Next morning Medina never left me. He took me in his car to the City, and I waited while he did his business, and then to call in Carlton House Terrace a few doors from the Victors’ house. I believe it was the residence of the man who led his party in the Lords. After luncheon he solemnly installed me in the library. “You’re not much of a reader, and in any case you would probably find my books dull. But there are excellent armchairs to doze in.”
Then he went out and I heard the wheels of his car move away. I felt a kind of awe creeping over me when I found myself left alone in the uncanny place, which I knew to be the devil’s kitchen for all his schemes. There was a telephone on his writing-table, the only one I had seen in the house, though there was no doubt one in the butler’s pantry. I turned up the telephone book and found a number given, but it was not the one on the receiver. This must be a private telephone, by means of which he could ring up anybody he wanted, but of which only his special friends knew the number. There was nothing else in the room to interest me, except the lines and lines of books, for his table was as bare as a bank-manager’s.

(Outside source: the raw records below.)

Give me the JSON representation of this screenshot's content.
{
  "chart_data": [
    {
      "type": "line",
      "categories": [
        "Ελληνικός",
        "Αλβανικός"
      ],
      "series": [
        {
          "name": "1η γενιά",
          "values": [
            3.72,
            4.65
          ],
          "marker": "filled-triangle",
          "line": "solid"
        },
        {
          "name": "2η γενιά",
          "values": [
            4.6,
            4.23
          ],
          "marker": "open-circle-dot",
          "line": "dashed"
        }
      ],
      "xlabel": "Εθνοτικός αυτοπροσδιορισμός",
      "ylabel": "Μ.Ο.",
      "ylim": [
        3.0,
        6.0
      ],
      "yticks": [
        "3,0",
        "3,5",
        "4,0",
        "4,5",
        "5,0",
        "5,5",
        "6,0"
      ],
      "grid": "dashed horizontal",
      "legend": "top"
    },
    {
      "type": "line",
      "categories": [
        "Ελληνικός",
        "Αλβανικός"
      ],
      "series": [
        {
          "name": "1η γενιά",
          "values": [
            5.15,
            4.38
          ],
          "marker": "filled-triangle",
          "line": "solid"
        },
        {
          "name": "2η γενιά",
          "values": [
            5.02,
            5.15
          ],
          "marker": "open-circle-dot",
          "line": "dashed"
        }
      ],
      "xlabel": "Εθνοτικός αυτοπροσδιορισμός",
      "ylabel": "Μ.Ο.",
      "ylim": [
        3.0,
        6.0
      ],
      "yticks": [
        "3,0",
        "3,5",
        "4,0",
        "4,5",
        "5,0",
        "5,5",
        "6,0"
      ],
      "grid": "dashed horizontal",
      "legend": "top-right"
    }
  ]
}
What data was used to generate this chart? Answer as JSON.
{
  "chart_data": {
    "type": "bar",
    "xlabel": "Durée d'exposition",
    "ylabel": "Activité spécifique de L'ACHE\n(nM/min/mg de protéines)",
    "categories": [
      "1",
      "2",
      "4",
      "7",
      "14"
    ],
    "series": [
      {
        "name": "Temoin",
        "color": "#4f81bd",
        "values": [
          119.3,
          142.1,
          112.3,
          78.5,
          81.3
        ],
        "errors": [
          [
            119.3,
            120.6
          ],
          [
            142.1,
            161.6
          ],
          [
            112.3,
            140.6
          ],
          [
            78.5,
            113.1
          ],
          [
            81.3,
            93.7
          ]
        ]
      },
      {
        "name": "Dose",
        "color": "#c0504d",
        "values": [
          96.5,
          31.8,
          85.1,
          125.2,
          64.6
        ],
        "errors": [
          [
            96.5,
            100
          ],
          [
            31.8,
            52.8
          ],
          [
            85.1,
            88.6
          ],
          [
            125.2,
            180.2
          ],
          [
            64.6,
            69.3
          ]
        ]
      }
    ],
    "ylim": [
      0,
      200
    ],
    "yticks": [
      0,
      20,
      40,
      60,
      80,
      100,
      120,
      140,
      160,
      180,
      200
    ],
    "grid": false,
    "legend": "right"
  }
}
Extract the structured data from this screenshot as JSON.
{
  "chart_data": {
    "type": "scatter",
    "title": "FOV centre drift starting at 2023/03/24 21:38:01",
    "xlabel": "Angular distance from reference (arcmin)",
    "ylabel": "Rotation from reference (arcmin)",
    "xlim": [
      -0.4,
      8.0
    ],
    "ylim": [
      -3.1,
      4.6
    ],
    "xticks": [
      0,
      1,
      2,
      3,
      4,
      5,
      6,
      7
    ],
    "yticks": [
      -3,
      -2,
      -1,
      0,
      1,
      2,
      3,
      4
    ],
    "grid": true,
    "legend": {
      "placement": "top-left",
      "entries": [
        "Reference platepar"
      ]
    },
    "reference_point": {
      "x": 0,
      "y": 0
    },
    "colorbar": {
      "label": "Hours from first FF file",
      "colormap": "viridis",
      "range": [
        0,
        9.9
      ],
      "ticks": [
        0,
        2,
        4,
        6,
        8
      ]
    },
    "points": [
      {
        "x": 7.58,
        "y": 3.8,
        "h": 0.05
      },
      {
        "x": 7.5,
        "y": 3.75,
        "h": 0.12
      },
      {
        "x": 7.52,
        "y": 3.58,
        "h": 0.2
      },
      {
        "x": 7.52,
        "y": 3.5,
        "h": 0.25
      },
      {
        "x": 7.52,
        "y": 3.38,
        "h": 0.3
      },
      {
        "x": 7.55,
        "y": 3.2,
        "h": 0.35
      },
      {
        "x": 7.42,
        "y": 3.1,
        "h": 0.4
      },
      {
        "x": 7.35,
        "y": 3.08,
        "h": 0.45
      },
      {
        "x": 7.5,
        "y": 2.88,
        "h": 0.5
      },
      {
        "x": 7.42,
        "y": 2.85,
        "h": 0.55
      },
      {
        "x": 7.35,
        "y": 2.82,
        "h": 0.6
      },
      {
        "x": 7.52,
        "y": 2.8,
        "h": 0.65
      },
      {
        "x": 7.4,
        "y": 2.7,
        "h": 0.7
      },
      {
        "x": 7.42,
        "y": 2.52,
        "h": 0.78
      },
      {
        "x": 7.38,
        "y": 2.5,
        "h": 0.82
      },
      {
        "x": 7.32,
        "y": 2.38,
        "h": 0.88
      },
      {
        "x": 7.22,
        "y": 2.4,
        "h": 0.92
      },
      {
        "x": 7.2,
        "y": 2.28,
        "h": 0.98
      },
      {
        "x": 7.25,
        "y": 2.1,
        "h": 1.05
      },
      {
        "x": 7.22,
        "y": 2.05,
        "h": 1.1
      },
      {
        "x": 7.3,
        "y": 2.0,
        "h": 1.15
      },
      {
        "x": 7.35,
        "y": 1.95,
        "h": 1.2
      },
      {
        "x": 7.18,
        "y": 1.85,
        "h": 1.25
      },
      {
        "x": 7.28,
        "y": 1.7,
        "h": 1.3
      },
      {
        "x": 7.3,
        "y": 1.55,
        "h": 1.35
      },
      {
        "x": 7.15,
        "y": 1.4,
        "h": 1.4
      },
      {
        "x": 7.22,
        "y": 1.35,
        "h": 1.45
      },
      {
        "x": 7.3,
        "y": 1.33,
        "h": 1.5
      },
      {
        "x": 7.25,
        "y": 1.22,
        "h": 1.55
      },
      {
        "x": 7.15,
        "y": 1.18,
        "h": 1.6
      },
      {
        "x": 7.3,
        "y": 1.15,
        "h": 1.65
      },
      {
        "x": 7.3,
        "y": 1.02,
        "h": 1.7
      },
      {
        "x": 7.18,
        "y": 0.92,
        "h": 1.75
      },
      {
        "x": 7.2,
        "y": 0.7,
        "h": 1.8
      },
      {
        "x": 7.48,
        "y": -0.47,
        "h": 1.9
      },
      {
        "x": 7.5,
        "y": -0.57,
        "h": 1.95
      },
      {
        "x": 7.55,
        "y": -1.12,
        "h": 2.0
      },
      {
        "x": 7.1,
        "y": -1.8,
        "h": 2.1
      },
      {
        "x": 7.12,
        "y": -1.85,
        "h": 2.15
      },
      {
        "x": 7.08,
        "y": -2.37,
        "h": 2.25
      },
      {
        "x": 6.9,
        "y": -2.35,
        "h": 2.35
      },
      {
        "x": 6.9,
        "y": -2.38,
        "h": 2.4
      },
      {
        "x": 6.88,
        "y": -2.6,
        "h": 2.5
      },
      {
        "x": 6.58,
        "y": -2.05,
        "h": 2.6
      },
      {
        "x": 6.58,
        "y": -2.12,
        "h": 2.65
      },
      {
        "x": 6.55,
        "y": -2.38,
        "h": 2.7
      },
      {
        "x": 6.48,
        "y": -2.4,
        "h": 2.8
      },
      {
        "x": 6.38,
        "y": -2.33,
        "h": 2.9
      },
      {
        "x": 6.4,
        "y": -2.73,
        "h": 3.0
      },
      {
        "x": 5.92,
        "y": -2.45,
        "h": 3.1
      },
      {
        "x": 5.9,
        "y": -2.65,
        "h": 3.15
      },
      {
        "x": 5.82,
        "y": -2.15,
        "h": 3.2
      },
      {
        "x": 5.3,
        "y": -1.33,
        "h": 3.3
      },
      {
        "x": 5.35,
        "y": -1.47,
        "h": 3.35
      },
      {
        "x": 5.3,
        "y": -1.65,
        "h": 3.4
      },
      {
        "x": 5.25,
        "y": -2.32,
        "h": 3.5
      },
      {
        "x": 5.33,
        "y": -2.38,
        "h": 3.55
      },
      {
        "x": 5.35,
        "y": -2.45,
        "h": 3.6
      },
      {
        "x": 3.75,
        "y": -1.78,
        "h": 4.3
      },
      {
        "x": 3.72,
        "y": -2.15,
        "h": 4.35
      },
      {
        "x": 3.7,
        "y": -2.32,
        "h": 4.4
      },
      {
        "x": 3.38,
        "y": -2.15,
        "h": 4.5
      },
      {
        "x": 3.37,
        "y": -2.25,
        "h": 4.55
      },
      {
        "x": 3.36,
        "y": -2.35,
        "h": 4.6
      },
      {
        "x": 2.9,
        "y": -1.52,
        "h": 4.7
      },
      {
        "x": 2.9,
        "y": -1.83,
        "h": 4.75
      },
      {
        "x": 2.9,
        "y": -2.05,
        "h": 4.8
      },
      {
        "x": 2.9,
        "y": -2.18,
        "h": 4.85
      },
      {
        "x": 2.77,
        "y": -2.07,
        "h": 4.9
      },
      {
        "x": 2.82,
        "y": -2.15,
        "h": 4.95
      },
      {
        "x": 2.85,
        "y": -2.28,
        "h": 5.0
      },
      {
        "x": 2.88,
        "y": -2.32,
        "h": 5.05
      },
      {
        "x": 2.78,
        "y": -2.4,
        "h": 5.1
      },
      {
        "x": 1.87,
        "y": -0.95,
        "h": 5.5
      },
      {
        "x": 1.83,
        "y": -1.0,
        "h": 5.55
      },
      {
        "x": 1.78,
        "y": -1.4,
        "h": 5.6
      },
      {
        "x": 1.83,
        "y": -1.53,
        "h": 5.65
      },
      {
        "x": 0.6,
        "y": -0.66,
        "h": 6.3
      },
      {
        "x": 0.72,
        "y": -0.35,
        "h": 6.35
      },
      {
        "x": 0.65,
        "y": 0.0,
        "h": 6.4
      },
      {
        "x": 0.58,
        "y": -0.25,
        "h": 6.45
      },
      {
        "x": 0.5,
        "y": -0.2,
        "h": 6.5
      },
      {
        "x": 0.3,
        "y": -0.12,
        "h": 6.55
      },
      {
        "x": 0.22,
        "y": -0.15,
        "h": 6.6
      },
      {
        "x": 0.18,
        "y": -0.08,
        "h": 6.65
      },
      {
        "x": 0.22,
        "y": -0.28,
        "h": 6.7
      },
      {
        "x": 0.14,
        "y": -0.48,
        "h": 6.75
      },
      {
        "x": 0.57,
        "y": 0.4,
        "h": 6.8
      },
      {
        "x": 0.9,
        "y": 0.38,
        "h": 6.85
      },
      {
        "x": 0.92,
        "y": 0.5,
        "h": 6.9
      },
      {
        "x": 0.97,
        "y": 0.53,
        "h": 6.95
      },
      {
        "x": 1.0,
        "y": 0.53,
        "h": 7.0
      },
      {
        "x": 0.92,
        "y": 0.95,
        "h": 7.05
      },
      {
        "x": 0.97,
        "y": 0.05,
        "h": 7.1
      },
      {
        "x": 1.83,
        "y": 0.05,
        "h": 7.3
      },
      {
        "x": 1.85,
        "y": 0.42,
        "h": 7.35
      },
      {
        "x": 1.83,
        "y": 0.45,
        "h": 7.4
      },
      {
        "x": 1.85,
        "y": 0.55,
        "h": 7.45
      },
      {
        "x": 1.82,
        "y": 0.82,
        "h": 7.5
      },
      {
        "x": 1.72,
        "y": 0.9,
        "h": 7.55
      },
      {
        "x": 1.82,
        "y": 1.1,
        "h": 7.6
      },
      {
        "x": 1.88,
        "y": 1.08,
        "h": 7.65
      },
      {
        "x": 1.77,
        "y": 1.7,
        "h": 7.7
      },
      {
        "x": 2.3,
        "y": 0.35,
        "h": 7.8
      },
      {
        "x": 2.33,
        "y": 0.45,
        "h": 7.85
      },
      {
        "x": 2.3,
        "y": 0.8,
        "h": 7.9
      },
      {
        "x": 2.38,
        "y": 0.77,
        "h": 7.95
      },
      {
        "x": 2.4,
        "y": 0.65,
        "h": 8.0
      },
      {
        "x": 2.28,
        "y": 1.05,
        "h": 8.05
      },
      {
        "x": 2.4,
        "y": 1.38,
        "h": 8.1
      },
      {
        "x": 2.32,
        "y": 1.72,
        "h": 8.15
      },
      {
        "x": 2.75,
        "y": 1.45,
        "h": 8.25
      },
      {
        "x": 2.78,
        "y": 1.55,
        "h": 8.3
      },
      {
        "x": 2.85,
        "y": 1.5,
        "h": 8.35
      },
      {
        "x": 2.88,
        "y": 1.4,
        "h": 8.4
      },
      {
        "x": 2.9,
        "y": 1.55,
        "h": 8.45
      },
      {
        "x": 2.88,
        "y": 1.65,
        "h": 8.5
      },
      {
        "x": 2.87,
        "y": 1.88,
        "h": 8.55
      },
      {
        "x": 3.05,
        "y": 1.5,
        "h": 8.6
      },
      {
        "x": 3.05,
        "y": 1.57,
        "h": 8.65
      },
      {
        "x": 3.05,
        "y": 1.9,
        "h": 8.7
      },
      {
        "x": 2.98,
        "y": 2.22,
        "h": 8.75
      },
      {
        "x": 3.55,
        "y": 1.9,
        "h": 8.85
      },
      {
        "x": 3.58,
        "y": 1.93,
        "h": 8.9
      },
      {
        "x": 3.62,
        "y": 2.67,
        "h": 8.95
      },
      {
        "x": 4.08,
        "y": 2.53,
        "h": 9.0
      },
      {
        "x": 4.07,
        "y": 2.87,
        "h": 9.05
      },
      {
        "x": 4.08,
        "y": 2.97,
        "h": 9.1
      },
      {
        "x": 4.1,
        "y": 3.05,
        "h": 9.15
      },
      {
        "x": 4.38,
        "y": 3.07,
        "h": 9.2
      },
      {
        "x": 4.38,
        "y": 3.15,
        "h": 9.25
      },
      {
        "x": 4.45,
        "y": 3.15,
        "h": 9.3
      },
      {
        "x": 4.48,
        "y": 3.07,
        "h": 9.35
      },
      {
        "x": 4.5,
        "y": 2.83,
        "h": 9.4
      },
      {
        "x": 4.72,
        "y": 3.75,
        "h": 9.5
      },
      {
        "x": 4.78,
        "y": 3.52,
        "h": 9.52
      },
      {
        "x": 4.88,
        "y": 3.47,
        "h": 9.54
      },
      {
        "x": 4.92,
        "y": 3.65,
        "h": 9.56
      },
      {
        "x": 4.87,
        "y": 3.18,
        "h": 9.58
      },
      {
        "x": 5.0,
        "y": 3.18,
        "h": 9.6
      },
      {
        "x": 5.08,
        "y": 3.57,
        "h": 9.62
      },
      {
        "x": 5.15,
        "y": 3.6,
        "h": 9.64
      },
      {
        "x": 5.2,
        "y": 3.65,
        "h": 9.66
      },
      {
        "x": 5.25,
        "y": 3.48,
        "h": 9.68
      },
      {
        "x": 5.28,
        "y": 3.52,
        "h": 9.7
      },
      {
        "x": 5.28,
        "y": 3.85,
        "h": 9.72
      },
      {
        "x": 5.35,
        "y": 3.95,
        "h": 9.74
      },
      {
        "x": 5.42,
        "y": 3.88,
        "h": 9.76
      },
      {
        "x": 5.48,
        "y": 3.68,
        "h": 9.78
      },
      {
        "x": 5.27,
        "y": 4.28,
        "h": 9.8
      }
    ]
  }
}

I tried the books, but most of them were a long sight too learned for me. Most were old, and many were in Latin, and some were evidently treasures, for I would take one down and find it a leather box with inside it a slim battered volume wrapped in wash-leather. But I found in one corner a great array of works of travel, so I selected one of Aurel Stein’s books and settled down in an armchair with it. I tried to fix my attention, but found it impossible. The sentences would not make sense to my restless mind, and I could not follow the maps. So I got up again, replaced the work on its shelf, and began to wander about. It was a dull close day, and out in the street a water-cart was sprinkling the dust and children were going park-wards with their nurses. … I simply could not account for my disquiet, but I was like a fine lady with the vapours. I felt that somewhere in that room there was something that it concerned me deeply to know.
I drifted towards the bare writing-table. There was nothing on it but a massive silver inkstand in the shape of an owl, a silver tray of pens and oddments, a leather case of notepaper and a big blotting-book. I would never have made a good thief, for I felt both nervous and ashamed as, after listening for steps, I tried the drawers.
They were all locked—all, that is, except a shallow one at the top which looked as if it were meant to contain one of those big engagement tablets which busy men affect. There was no tablet there, but there were two sheets of paper.
Both had been torn from a loose-leaf diary, and both covered the same dates—the fortnight between Monday the 29th of May, and Sunday the 11th of June. In the first the space for the days was filled with entries in Medina’s neat writing, entries in some sort of shorthand. These entries were close and thick up to and including Friday the 2nd of June; after that there was nothing. The second sheet of paper was just the opposite. The spaces were virgin up to and including the 2nd of June; after that, on till the 11th, they were filled with notes.
As I stared at these two sheets, some happy instinct made me divine their meaning. The first sheet contained the steps that Medina would take up to the day of liquidation, which was clearly the 2nd of June. After that, if all went well, came peace and leisure. But if it didn’t go well, the second sheet contained his plans—plans I have no doubt for using the hostages, for wringing safety out of certain great men’s fears. … My interpretation was confirmed by a small jotting in longhand on the first sheet in the space for 2nd June. It was the two words “Dies irae,” which my Latin was just good enough to construe.
I had lost all my tremors now, but I was a thousandfold more restless. I must get word to Macgillivray at once—no, that was too dangerous—to Mary. I glanced at the telephone and resolved to trust my luck.
I got through to the Wymondhams’ house without difficulty. Barnard the butler answered, and informed me that Mary was at home. Then after a few seconds I heard her voice.
“Mary,” I said, “the day is changed to the 2nd of June. You understand, warn everybody … I can’t think why you are worrying about that child.”
For I was conscious that Medina was entering the room. I managed with my knee to close the shallow drawer with the two sheets in it, and I nodded and smiled to him, putting my hand over the receiver.
“Forgive me using your telephone. Fact is, my wife’s in London and she sent me round a note here asking me to ring her up. She’s got the boy on her mind.”
I put the tube to my ear again. Mary’s voice sounded sharp and high-pitched.